08/02/2012 17:37

Birmanie : adoption d'une loi mettant fin à la censure d'ici la fin de l'année

Par Didier LAURAS

 

La Birmanie promet qu'elle adoptera d'ici la fin de l'année une loi sur les médias qui mettra fin à la censure, à une période où les journalistes, après un demi-siècle de répression, tentent de repousser les limites de leurs prérogatives.

Le pays, classé parmi les pires de la planète en matière de liberté de la presse (169e sur 179 selon Reporters sans frontières), veut étendre à la presse l'ouverture dont il se targue sur le plan politique.

Plusieurs journalistes détenus ont été récemment libérés, comme d'autres prisonniers politiques. Et le Département de l'enregistrement et de la surveillance de la presse (PSRD) est appelé à disparaître.

"A moins que le projet ne soit modifié, il n'y aura plus de comité de censure", a indiqué à l'AFP Ye Htut, directeur général au ministère de l'Information. Au parlement, "tout le monde est d'accord sur le fait qu'il faut le fermer".

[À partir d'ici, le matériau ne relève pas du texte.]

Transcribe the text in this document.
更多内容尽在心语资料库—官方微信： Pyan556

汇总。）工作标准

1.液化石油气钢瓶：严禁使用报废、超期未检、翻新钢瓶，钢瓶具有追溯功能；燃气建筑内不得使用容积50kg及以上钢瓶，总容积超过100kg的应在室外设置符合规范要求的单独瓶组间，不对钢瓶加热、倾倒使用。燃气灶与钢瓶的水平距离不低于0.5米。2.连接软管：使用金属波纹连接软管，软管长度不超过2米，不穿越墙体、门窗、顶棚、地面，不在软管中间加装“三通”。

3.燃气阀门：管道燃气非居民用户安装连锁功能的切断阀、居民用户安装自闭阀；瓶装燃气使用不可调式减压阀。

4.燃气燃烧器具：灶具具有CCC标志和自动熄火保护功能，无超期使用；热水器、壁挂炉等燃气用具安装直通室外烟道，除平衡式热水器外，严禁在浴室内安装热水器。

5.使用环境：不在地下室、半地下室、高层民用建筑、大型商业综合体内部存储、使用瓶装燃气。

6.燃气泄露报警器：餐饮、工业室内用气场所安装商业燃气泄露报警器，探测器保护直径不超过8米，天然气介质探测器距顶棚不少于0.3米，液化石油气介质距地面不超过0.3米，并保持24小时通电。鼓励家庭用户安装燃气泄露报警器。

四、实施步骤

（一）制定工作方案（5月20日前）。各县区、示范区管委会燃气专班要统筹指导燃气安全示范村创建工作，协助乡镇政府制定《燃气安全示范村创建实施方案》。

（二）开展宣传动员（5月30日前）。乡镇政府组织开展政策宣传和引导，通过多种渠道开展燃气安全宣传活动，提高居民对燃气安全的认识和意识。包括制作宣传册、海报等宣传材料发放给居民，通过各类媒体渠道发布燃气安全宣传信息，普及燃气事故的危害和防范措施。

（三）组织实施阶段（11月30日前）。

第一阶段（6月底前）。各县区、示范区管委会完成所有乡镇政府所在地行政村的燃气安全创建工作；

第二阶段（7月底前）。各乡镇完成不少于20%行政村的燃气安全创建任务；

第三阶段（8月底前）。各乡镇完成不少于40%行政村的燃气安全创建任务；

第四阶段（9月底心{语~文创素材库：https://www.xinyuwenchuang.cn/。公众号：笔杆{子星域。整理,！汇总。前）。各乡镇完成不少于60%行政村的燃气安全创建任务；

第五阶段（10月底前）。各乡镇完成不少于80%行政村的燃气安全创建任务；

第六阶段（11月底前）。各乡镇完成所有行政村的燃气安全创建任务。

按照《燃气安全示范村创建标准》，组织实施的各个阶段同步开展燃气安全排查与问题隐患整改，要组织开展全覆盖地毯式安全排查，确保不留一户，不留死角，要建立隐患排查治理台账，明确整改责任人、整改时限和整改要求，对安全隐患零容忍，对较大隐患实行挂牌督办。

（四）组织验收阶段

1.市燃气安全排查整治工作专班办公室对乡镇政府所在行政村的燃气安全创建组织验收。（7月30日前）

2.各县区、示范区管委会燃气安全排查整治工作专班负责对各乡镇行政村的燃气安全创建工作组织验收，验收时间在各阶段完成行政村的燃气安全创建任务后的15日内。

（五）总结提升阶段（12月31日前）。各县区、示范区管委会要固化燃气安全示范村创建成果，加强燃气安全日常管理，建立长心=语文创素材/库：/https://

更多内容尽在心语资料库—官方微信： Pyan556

Le projet de loi n'a pas été publié. Mais des journaux ont été consultés sur ce qu'ils souhaitaient voir comme contenu.

Il comporterait 11 articles, selon l'hebdomadaire anglophone Myanmar Times, couvrant les droits et devoirs des journalistes, le code de déontologie, mais aussi l'enregistrement des imprimeurs et distributeurs.

Selon Tint Swe, directeur général adjoint du PSRD, le texte est chez le procureur général pour avis. Et si l'actuelle session parlementaire est dominée par le premier débat sur le budget depuis que l'armée a cédé le pouvoir, "la loi sortira en 2012", a assuré le responsable au Myanmar Times.

"Au delà, il n'y aura plus de censure".

Depuis quelques mois déjà, celle-ci s'est adoucie au fur et à mesure que le gouvernement "civil", qui a succédé à la junte en mars dernier, confirmait les réformes.

L'opposante Aung San Suu Kyi, ennemie publique numéro un des militaires libérée de résidence surveillée fin 2010, s'est entretenue avec le président Thein Sein en août. Icône de la lutte contre l'oppression, elle se présente aux élections partielles d'avril.

Et fait office de baromètre du médiatiquement acceptable.

Depuis septembre, son nom est publiable dans les journaux. Depuis, "nous n'avons plus peur d'aller au bureau", se réjouit un journaliste birman sous couvert de l'anonymat.

L'hebdomadaire Eleven News a fait sa une, le 4 janvier, avec une photo de Thein Sein et Suu Kyi ensemble, sous la mention "Personnalité de l'année".

Deux semaines plus tard, il récidivait avec des photos de détenus politiques amnistiés sous le titre: "Freedom from Fear" (littéralement "Libéré de la peur"), en référence à un ouvrage publié par Suu Kyi en 1991.

"En tant que journalistes, nous devons accroître la liberté d'expression et maintenir cette énergie politique des deux côtés, au gouvernement et dans l'opposition", justifie le Dr. Than Htut Aung, président du groupe Eleven Media.

Parmi les observateurs attentifs du processus figurent les médias en exil, dont le site Irrawaddy, l'agence Mizzima et le groupe audiovisuel Democratic Voice of Burma (DVB). Le rédacteur en chef d'Irrawaddy, Aung Zaw, est cette semaine en Birmanie pour la première fois depuis vingt ans. Mais aucun d'eux n'a l'autorisation d'y ouvrir un bureau.

"Il semble que le ministre de l'Information Kyaw Hsan soit très réticent à voir les médias en exil revenir en force", estime Francis Wade, responsable du site en anglais de la DVB. Leur site, certes, n'est plus bloqué "mais les moyens de surveiller les utilisateurs ont été accrus".

Quant aux acteurs du secteur à Rangoun, ils trépignent de voir le pouvoir accorder des licences à des quotidiens pour concurrencer le très dogmatique New Light of Myanmar. Selon une source du secteur, jusqu'à six projets pourraient être acceptés.

Et le ministère d'évoquer la refonte complète du paysage.

"Le rôle des médias d'Etat aussi va changer", affirme Ye Htut.

"Sous le gouvernement militaire, c'était d'informer sur les politiques du gouvernement (...). Maintenant, nous sommes en démocratie. Nous devons écrire aussi sur les sujets qui concernent les gens".